The other data to be released will be largely ignored by the markets, unless the numbers are way outside of predictions.
The consumer price index, which is usually a top-tier indicator, will get only passing notice on Friday. Economists expect that prices fell 0.3 percent on the collapse in energy prices in October. The core CPI was probably flat.
The producer price index fell a record 1.6 percent in October, but commodity prices play a smaller role in the CPI than in the PPI, so the decline in consumer prices should be less.
The core PPI sank 0.5 percent because the free financing effectively cut the price of cars at the wholesale level. But don't expect a similar impact on the CPI.
"The CPI car price index is based only on the price of the car itself, not the cost of financing it," said Ian Shepherdson, chief U.S. economist at High Frequency Economics.
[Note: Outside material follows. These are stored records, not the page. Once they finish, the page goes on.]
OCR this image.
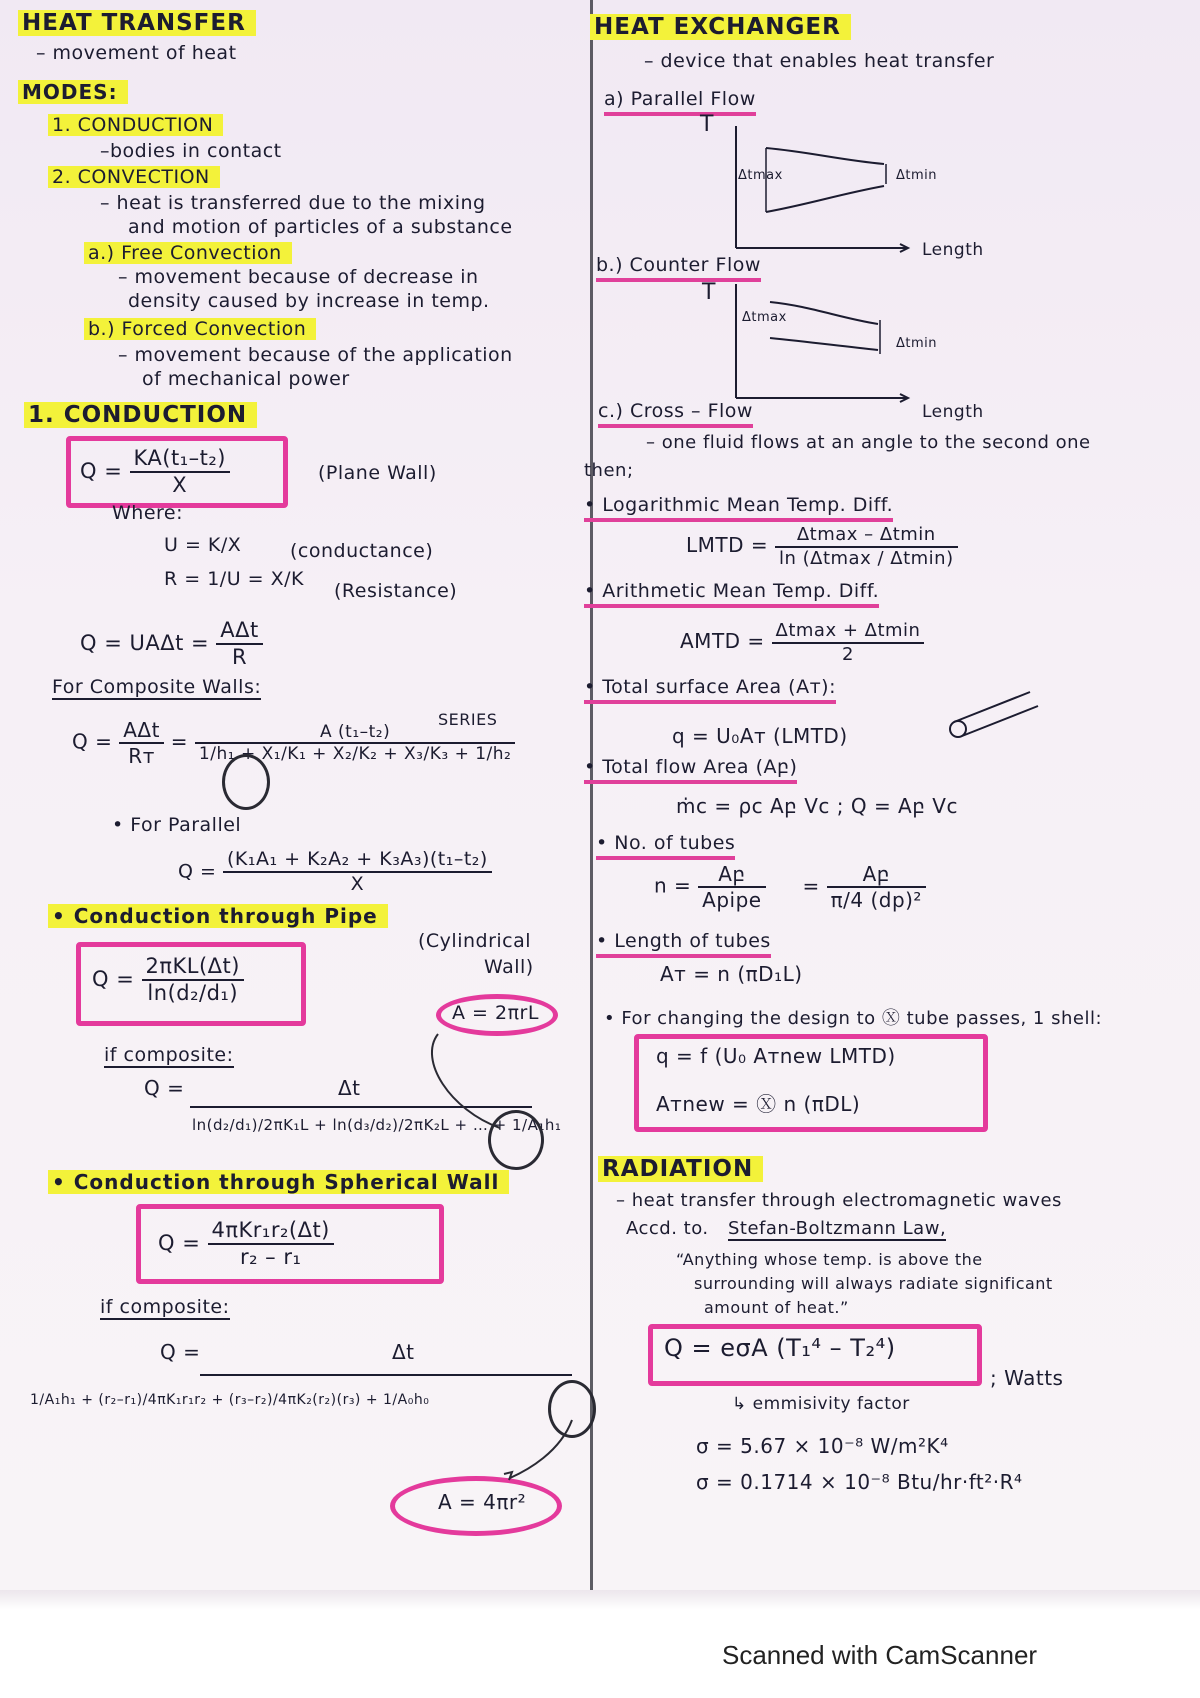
HEAT TRANSFER
– movement of heat
MODES:
1. CONDUCTION
–bodies in contact
2. CONVECTION
– heat is transferred due to the mixing
and motion of particles of a substance
a.) Free Convection
– movement because of decrease in
density caused by increase in temp.
b.) Forced Convection
– movement because of the application
of mechanical power
1. CONDUCTION
$Q = \frac{\text{KA(t₁–t₂)}}{X}$	(Plane Wall)
Where:
U = K/X	(conductance)
R = 1/U = X/K
(Resistance)
$Q = UA\Delta t = \frac{\text{AΔt}}{R}$
For Composite Walls:
SERIES
$Q = \frac{\text{AΔt}}{\text{Rᴛ}} = \frac{\text{A (t₁–t₂)}}{\text{1/h₁ + X₁/K₁ + X₂/K₂ + X₃/K₃ + 1/h₂}}$
• For Parallel
$Q = \frac{\text{(K₁A₁ + K₂A₂ + K₃A₃)(t₁–t₂)}}{X}$
• Conduction through Pipe
(Cylindrical
Wall)
$Q = \frac{\text{2πKL(Δt)}}{\text{ln(d₂/d₁)}}$
A = 2πrL
if composite:
Q =	Δt
ln(d₂/d₁)/2πK₁L + ln(d₃/d₂)/2πK₂L + … + 1/A₁h₁
• Conduction through Spherical Wall
$Q = \frac{\text{4πKr₁r₂(Δt)}}{\text{r₂ – r₁}}$
if composite:
Q =	Δt
1/A₁h₁ + (r₂–r₁)/4πK₁r₁r₂ + (r₃–r₂)/4πK₂(r₂)(r₃) + 1/A₀h₀
A = 4πr²
HEAT EXCHANGER
– device that enables heat transfer
a) Parallel Flow
T
Δtmax	Δtmin
Length
b.) Counter Flow
T
Δtmax
Δtmin
Length
c.) Cross – Flow
– one fluid flows at an angle to the second one
then;
• Logarithmic Mean Temp. Diff.
LMTD = $\frac{\Delta tmax - \Delta tmin}{\ln (\Delta tmax / \Delta tmin)}$
• Arithmetic Mean Temp. Diff.
AMTD = $\frac{\Delta tmax + \Delta tmin}{2}$
• Total surface Area (Aᴛ):
q = U₀Aᴛ (LMTD)
• Total flow Area (Aբ)
ṁc = ρc Aբ Vc ; Q = Aբ Vc
• No. of tubes
$n = \frac{\text{Aբ}}{\text{Apipe}} = \frac{\text{Aբ}}{\text{π/4 (dp)²}}$
• Length of tubes
Aᴛ = n (πD₁L)
• For changing the design to Ⓧ tube passes, 1 shell:
q = f (U₀ Aᴛnew LMTD)
Aᴛnew = Ⓧ n (πDL)
RADIATION
– heat transfer through electromagnetic waves
Accd. to. Stefan-Boltzmann Law,
“Anything whose temp. is above the
surrounding will always radiate significant
amount of heat.”
Q = eσA (T₁⁴ – T₂⁴)
; Watts
↳ emmisivity factor
σ = 5.67 × 10⁻⁸ W/m²K⁴
σ = 0.1714 × 10⁻⁸ Btu/hr·ft²·R⁴
Scanned with CamScanner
If investors like the low inflation in the CPI number at 8:30 on Friday, they'll lose that momentum 45 minutes later when the Fed reports on industrial production for October.
Output of the nation's factories, mines and utilities has fallen 12 months in a row to a level 5.8 percent below September 2000.
Economists think it fell another 0.7 percent in October and more than a quarter of the nation's productive capacity was idle.
The decline in manufacturing seems to have accelerated in the past few months.
"While the short-term pain is severe, the silver lining is that rapid and decisive reductions in hours worked [are] establishing a strong base for accelerating productivity gains and rebounding profit margins when a pickup in demand unfolds," Kretzmer said.
Throughout the slowdown, firms have continued to add to their capacity. But that might be about to end, said John Youngdahl, economist at Goldman Sachs.
"The collapse in business fixed investment spending has brought the growth rate of industrial capacity down by more than ever before in the 34-year history of the data series," Youngdahl said.
Capacity has fallen in just one quarter since 1967: the fourth quarter of 1975.